POR FALAR EM CHARLES DE GAULLE

Dom, 09 Abril de 2023 | Fonte: Ahmad Schabib Hany


Após um avassalador período bisonho de trevas, ódio e ameaças com o inominável de que a Leva Jeito é corresponsável, a volta à normalidade democrática tem sido cheia de escorregões. Como De Gaulle deu não só uma em Quebec, mas diversas derrapadas como estadista que também foi, Lula viveu momentos de saia-justa ao ser mal interpretado por emitir sua opinião sincera sobre a mais recente colheita de Sérgio Moro, verdadeiro porta-voz do fascismo auriverde, que não perdeu a chance de sair do ostracismo.

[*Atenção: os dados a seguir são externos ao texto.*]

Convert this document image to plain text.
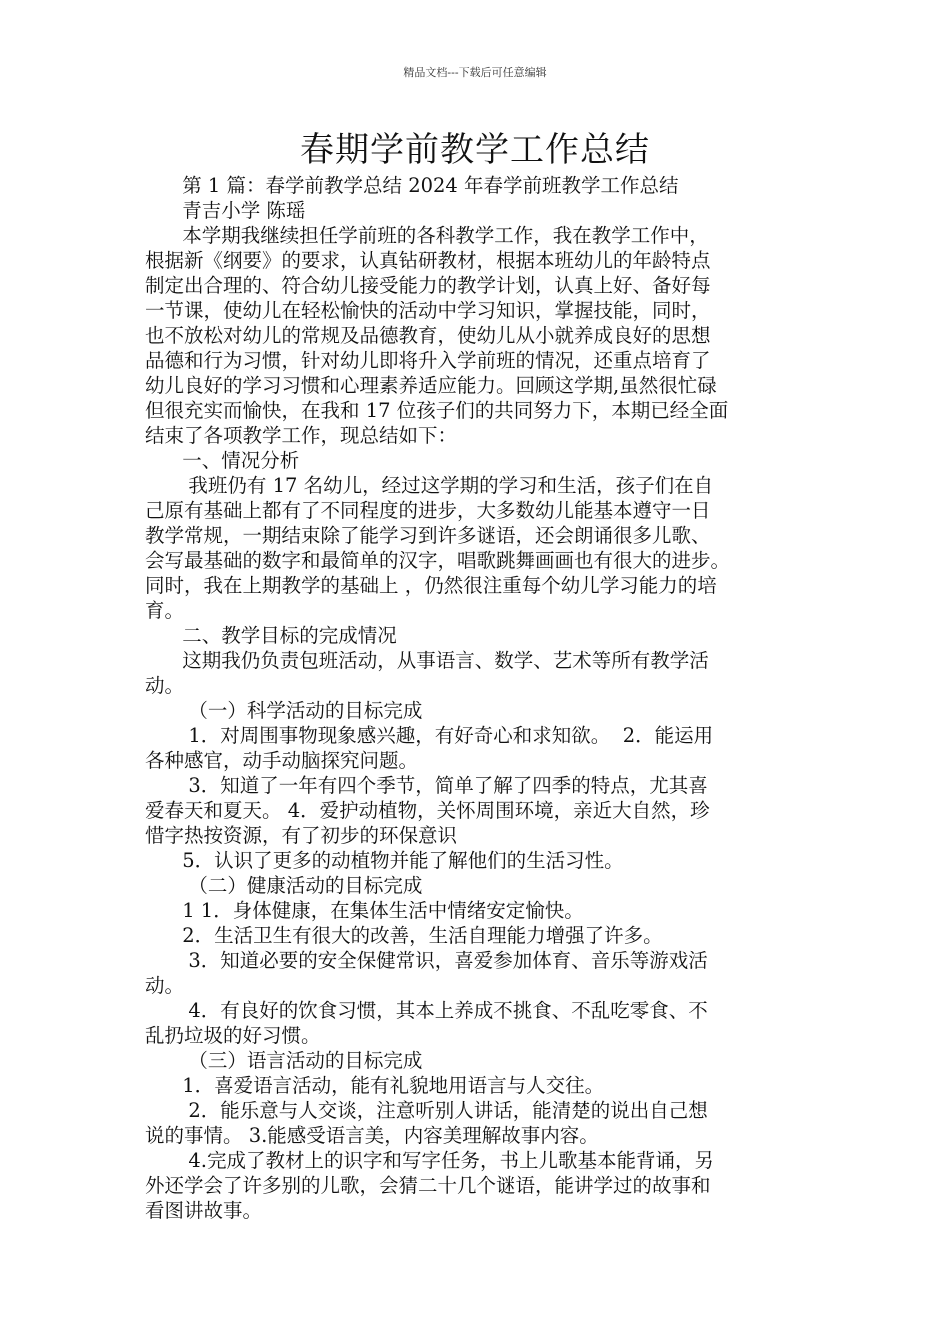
精品文档---下载后可任意编辑
春期学前教学工作总结
第 1 篇：春学前教学总结 2024 年春学前班教学工作总结
青吉小学 陈瑶
本学期我继续担任学前班的各科教学工作，我在教学工作中，
根据新《纲要》的要求，认真钻研教材，根据本班幼儿的年龄特点
制定出合理的、符合幼儿接受能力的教学计划，认真上好、备好每
一节课，使幼儿在轻松愉快的活动中学习知识，掌握技能，同时，
也不放松对幼儿的常规及品德教育，使幼儿从小就养成良好的思想
品德和行为习惯，针对幼儿即将升入学前班的情况，还重点培育了
幼儿良好的学习习惯和心理素养适应能力。回顾这学期,虽然很忙碌
但很充实而愉快，在我和 17 位孩子们的共同努力下，本期已经全面
结束了各项教学工作，现总结如下：
一、情况分析
我班仍有 17 名幼儿，经过这学期的学习和生活，孩子们在自
己原有基础上都有了不同程度的进步，大多数幼儿能基本遵守一日
教学常规，一期结束除了能学习到许多谜语，还会朗诵很多儿歌、
会写最基础的数字和最简单的汉字，唱歌跳舞画画也有很大的进步。
同时，我在上期教学的基础上 ，仍然很注重每个幼儿学习能力的培
育。
二、教学目标的完成情况
这期我仍负责包班活动，从事语言、数学、艺术等所有教学活
动。
（一）科学活动的目标完成
1．对周围事物现象感兴趣，有好奇心和求知欲。  2．能运用
各种感官，动手动脑探究问题。
3．知道了一年有四个季节，简单了解了四季的特点，尤其喜
爱春天和夏天。 4．爱护动植物，关怀周围环境，亲近大自然，珍
惜字热按资源，有了初步的环保意识
5．认识了更多的动植物并能了解他们的生活习性。
（二）健康活动的目标完成
1 1．身体健康，在集体生活中情绪安定愉快。
2．生活卫生有很大的改善，生活自理能力增强了许多。
3．知道必要的安全保健常识，喜爱参加体育、音乐等游戏活
动。
4．有良好的饮食习惯，其本上养成不挑食、不乱吃零食、不
乱扔垃圾的好习惯。
（三）语言活动的目标完成
1．喜爱语言活动，能有礼貌地用语言与人交往。
2．能乐意与人交谈，注意听别人讲话，能清楚的说出自己想
说的事情。 3.能感受语言美，内容美理解故事内容。
4.完成了教材上的识字和写字任务，书上儿歌基本能背诵，另
外还学会了许多别的儿歌，会猜二十几个谜语，能讲学过的故事和
看图讲故事。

Lula não tem o direito de ser sincero e emitir sua opinião quando indagado por um repórter sobre um episódio envolvendo os pivôs de sua prisão ilegal, ilegítima e golpista? O fato de Sérgio Moro e Daltan Dallagnol terem exercido, respectivamente, cargos na magistratura federal e do Ministério Público da União antes de ingressar na política não os torna ‘mais imunes’ a críticas de quem que seja: até porque foram eles mesmos os que criminalizaram a política há menos de 10 anos para depois se beneficiar dela.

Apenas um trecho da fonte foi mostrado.